Part 7
As I did not want to go to my parents I went looking for shelter in Groningen. Together with a cunning cigarette vending-machine thief by the name of Heino I ‘avant la lettre’ squatted in a condemned house and thus became a derelict denizen. The windows already had been painted grey so we did not need any curtains. Still, in the evening we regularly heard footsteps stopping and a prying shadow was cast on the dulled glass by a streetlamp opposite. We cut that out by clearing a peephole at the windowsill, showing a genuine human skull with a candle on top. Step, ste-ep, stagger, zzzooff. Now that was fun!
After a fat week the Council tried to kick us out by demolishing the floors, so we moved upstairs.

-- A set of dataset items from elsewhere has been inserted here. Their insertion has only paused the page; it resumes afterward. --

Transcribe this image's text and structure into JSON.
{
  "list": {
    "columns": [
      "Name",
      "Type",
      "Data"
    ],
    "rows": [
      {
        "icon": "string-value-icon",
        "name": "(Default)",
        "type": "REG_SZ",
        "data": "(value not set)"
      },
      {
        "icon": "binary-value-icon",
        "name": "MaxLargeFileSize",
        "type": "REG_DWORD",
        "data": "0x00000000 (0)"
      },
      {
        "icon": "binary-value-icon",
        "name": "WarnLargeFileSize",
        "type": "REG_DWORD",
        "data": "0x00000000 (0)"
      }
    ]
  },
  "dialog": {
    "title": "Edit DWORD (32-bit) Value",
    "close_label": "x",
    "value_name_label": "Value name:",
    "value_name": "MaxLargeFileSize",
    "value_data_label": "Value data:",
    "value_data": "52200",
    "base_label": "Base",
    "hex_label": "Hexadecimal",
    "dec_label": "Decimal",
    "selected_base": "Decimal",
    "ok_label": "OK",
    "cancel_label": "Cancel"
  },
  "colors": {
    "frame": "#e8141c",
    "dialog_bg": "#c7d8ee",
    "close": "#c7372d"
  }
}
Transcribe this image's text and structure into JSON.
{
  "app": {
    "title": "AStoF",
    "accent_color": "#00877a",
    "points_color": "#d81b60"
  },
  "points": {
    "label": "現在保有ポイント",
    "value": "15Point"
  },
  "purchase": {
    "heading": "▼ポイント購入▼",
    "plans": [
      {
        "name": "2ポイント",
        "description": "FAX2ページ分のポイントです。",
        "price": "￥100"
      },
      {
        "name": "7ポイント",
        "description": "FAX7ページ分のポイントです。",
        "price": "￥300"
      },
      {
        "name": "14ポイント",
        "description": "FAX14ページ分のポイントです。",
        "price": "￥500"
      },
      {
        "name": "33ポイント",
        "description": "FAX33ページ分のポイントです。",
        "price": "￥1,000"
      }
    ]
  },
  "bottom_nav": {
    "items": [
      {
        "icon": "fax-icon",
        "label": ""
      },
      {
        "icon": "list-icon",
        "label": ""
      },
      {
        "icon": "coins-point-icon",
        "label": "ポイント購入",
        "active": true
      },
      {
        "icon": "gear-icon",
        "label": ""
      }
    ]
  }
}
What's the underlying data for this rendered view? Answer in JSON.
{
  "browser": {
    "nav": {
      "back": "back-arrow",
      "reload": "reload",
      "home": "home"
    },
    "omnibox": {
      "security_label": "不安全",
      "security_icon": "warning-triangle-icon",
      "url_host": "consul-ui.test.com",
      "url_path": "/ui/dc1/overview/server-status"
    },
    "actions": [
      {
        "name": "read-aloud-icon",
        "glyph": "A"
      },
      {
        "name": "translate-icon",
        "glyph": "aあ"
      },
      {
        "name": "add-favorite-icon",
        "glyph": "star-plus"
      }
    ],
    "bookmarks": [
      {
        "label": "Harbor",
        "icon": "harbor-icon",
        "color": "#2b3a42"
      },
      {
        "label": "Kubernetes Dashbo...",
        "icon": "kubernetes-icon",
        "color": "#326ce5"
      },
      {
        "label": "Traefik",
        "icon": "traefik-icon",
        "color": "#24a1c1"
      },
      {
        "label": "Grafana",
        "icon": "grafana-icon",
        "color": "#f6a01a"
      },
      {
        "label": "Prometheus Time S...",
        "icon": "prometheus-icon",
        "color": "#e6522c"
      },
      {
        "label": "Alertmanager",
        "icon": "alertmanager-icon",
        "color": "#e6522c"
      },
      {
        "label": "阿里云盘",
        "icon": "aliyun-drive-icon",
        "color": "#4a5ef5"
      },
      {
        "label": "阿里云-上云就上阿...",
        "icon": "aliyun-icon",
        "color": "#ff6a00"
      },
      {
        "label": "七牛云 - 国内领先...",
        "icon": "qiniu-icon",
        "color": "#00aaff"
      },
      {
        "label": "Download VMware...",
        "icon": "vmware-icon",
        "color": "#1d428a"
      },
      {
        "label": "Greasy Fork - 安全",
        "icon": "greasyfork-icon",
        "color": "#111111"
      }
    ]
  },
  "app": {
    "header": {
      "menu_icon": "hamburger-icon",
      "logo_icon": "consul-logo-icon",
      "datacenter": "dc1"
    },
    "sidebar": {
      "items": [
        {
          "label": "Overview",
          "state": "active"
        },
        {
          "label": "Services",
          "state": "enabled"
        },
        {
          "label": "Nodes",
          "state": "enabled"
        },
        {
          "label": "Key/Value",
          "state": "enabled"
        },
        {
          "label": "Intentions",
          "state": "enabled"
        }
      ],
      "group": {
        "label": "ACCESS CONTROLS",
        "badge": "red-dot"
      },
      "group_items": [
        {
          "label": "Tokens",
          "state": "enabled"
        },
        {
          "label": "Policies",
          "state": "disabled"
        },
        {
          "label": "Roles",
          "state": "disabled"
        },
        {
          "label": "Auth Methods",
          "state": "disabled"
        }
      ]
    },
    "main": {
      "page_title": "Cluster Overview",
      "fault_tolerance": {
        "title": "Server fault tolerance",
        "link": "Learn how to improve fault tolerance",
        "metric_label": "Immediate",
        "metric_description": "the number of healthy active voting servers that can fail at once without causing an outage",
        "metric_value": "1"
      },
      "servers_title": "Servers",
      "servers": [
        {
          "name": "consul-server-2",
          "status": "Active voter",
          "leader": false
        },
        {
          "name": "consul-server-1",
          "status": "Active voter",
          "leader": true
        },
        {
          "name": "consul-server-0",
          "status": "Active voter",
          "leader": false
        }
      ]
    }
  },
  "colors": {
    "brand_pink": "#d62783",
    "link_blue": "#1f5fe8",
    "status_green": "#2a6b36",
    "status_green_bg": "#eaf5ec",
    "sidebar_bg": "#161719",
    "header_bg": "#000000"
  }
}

As the autumn went ahead we began blowing winter breath.
Early one morning I woke up crackling and thought to discern the contours of ‘The Holy Land’ in the frost flowers on the skylight. That did it. ‘I am going to Israel, if not for Karen at least I’ll be warm’.
I had sewn together a bag of strong plastic that neatly fitted my sleeping bag and me. Thus I hoped to be able to sleep outside through any kind of weather.
On the first day I happened to reach Mannheim and sought my virgin rest under a flyover, as there was no point in tempting the gods. After I had dozed off triumphantly (my home is my plastle) I soon woke up in a swamp, stewing in my own juices.
Very early I travelled on, until a well-meaning dumbo dropped me off just before Munich, so I had to walk by the entire city for a likely ride. In those days we did not yet have vertically compartmented rucksacks with up-balanced carry weight and soft lined ergonomic rigging. The brace was like one of those iron corsets that put the ‘lug’ into luggage. But I toiled on in blissful ignorance.